Search code examples
unicodeutf-8character-encodingiso-8859-1

What determines how strings are encoded in memory?


Say we have a file that is Latin-1 encoded and that we use a text editor to read in that file into memory. My questions are then:

  • How will those character strings be represented in memory? Latin-1, UTF-8, UTF-16 or something else?
  • What determines how those strings are represented in memory? Is it the application, the programming language the application was written in, the OS or the hardware?

As a follow-up question:

  • How do applications then save files to encoding schemes that use different character sets? F.e. converting UTF-8 to UTF-16 seems fairly intuitive to me as I assume you just decode to the Unicode codepoint, then encode to the target encoding. But what about going from UTF-8 to Shift-JIS which has a different character set?

Solution

  • Operating system

    Programming language

    Depends on their age or on their compiler: while languages themselves are not necessarily bound to an OS the compiler which produces the binaries might treat things differently as per OS.

    Application/program

    Depends on the platform/OS. While the in-memory consumption of text is strongly influenced by the programming language compiler and the data types used there, using libraries (which could have been produced by entirely other compilers and programming languages) can mix this.

    Strictly speaking the binary file format also has its strict encodings: on Windows the PE (used in EXE, DLL, etc.) has resource Strings in 16 bit characters again. So while f.e. the Free Pascal Compiler can (as per language) make heavy use of UTF-8 it will still build an EXE file with UTF-16 metadata in it.

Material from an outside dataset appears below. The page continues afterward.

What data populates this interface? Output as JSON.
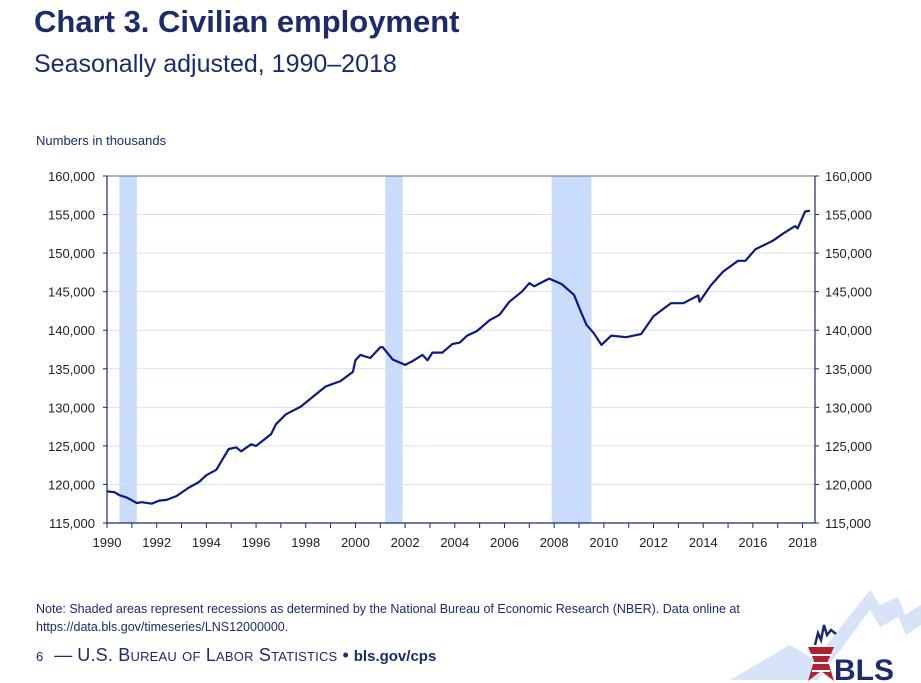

    Programs that deal with text (such as editors) will most likely hold any encoding "as is" in memory for the sake of performance, surely with compromises such as temporarily duplicating parts into Strings of 32 bit per character, just to quickly search through it, let alone supporting Unicode normalization.

    Conversion

    The most common approach is to use a common denominator:

    • Either every input is decoded into 32 bit characters which are then encoded into the target. Costs the most memory, but makes it easy to deal with.
    • In the WinAPI you either convert to UTF-16 via MultiByteToWideChar(), or from UTF-16 via WideCharToMultiByte(). To go from UTF-8 to Shift-JIS you'd make a sidestep from UTF-8 to UTF-16, then from UTF-16 to Shift-JIS. Support for all the encodings shift as per version and localized installation, there's not really a guarantee for all of them.
    • External libraries specialized on encodings alone can do this, like iconv - these support many encodings unbound to the OS support.